Seacord: Ever heard of shooting fish in a barrel? I think Dateline prefers a challenge. Though kids, if someone ever walks up to you looking the better side of 40 and asks you if you have a myspace page, is dressed like Sailor Moon or Rainbow Brite, turn, run, and keep going, cause if you stop I can guarantee that question will come up again. The only time it’s OK is if they show you their “Official” undercover anime police badge, then it’s safe. That’s right, I’m like Jason Bourne, James Bond and Comic Guy from the Simpsons rolled into one. Too good to be true? You be the judge.
Q: I think it’s also important to relate the story about the guy who was going around conning kids out of their money. This guy was really preying on the weak and vulnerable at this show. How much money did he get from you Seacord?
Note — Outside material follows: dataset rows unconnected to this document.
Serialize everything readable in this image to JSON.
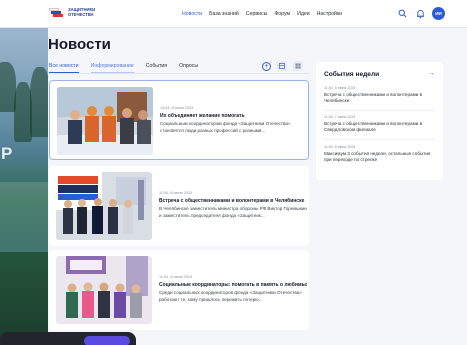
{
  "header": {
    "logo_text": "ЗАЩИТНИКИ ОТЕЧЕСТВА",
    "nav": [
      "Новости",
      "База знаний",
      "Сервисы",
      "Форум",
      "Идеи",
      "Настройки"
    ],
    "avatar_initials": "ИИ"
  },
  "page": {
    "title": "Новости",
    "tabs": [
      "Все новости",
      "Информирование",
      "События",
      "Опросы"
    ],
    "active_tab": "Все новости"
  },
  "news": [
    {
      "meta": "13:54, 8 июня 2024",
      "title": "Их объединяет желание помогать",
      "text": "Социальным координаторам фонда «Защитники Отечества» становятся люди разных профессий с разными..."
    },
    {
      "meta": "11:54, 8 июня 2024",
      "title": "Встреча с общественниками и волонтерами в Челябинске",
      "text": "В Челябинске заместитель министра обороны РФ Виктор Горемыкин и заместитель председателя фонда «Защитник..."
    },
    {
      "meta": "11:54, 8 июня 2024",
      "title": "Социальные координаторы: помогать в память о любимых",
      "text": "Среди социальных координаторов фонда «Защитники Отечества» работают те, кому пришлось пережить потерю..."
    }
  ],
  "sidebar": {
    "title": "События недели",
    "items": [
      {
        "date": "11:54, 8 июня 2024",
        "text": "Встреча с общественниками и волонтерами в Челябинске"
      },
      {
        "date": "11:54, 7 июня 2024",
        "text": "Встреча с общественниками и волонтерами в Свердловском филиале"
      },
      {
        "date": "11:54, 8 июня 2024",
        "text": "Максимум 3 события недели, остальные события при переходе по стрелке"
      }
    ]
  },
  "colors": {
    "accent": "#2d5bd6",
    "background": "#eef1f6",
    "card": "#ffffff",
    "toast": "#22242e",
    "toast_button": "#5b4be0"
  }
}
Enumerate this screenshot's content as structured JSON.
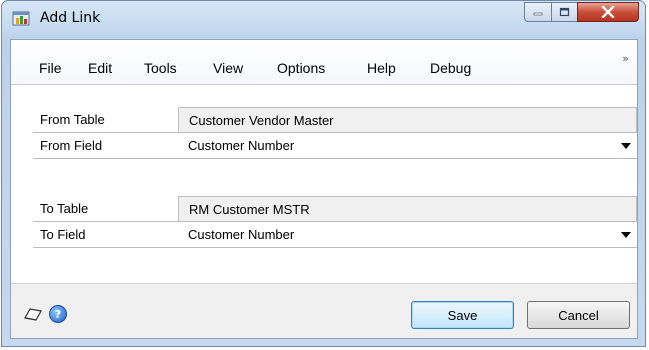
{
  "window": {
    "title": "Add Link"
  },
  "menu": {
    "items": [
      "File",
      "Edit",
      "Tools",
      "View",
      "Options",
      "Help",
      "Debug"
    ],
    "overflow": "»"
  },
  "form": {
    "from_table_label": "From Table",
    "from_table_value": "Customer Vendor Master",
    "from_field_label": "From Field",
    "from_field_value": "Customer Number",
    "to_table_label": "To Table",
    "to_table_value": "RM Customer MSTR",
    "to_field_label": "To Field",
    "to_field_value": "Customer Number"
  },
  "buttons": {
    "save": "Save",
    "cancel": "Cancel"
  },
  "icons": {
    "app": "add-link-app-icon",
    "note": "note-icon",
    "help": "help-icon",
    "help_glyph": "?"
  },
  "colors": {
    "close_button": "#c8503a",
    "title_bar": "#c3d8ee",
    "help_icon": "#1d5fc6"
  }
}
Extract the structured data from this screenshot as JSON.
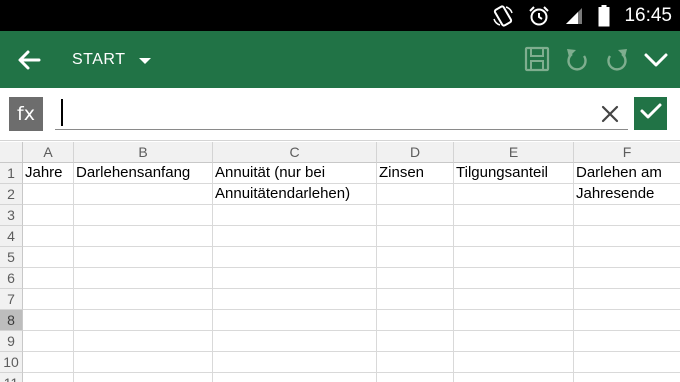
{
  "status_bar": {
    "time": "16:45",
    "icons": [
      "rotate-lock-icon",
      "alarm-icon",
      "signal-icon",
      "battery-icon"
    ]
  },
  "toolbar": {
    "menu_label": "START",
    "icons": [
      "back-arrow-icon",
      "save-icon",
      "undo-icon",
      "redo-icon",
      "collapse-chevron-icon"
    ],
    "color": "#217346"
  },
  "formula_bar": {
    "fx_label": "fx",
    "value": "",
    "confirm_color": "#217346"
  },
  "sheet": {
    "columns": [
      "A",
      "B",
      "C",
      "D",
      "E",
      "F"
    ],
    "rows": [
      "1",
      "2",
      "3",
      "4",
      "5",
      "6",
      "7",
      "8",
      "9",
      "10",
      "11"
    ],
    "selected_row": "8",
    "cells": {
      "A1": "Jahre",
      "B1": "Darlehensanfang",
      "C1": "Annuität (nur bei",
      "C2": "Annuitätendarlehen)",
      "D1": "Zinsen",
      "E1": "Tilgungsanteil",
      "F1": "Darlehen am",
      "F2": "Jahresende"
    }
  }
}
And Kevin, you gave him your Social Security number?
Kevin: Actually, I gave him Chris “The Manga Guardsman” Sutton’s Social Security number. He said it was “strictly for personal use” so I figure everything will be cool.
Seacord: Are we talking about that guy I stabbed? Because after I gave that one dude $20, I stabbed him and took the rest of his money. Wait…we’re not posting this part, right?
Q: There was also quite a bit of dancing at this show. I think we watched those kids do the same dance routine for over three hours. Then Kevin bought the DVD with the song on it. How’s that working out for you, bro?
Kevin: I pulled a hammy trying to do the splits at the end of the Hare Yukai dance.
Q: Any other last thoughts before we end this one?
Kevin: Never leave breakfast burritos in a comic book store parking lot. They will not be there when you get back. Oh, and if you’re taking the over/under on age, the answer is almost always “under”.
Seacord: Seriously. We’re not putting that stabbing thing up for people to read, right? Oh, and how worthless were the Wonder Twins? Wha
t was the point of them and their stupid monkey anyway? Superman can’t handle this monster so I’ll just turn into a bucket of water and BAM, the day is saved. They suck. Anyway, can’t wait for next year.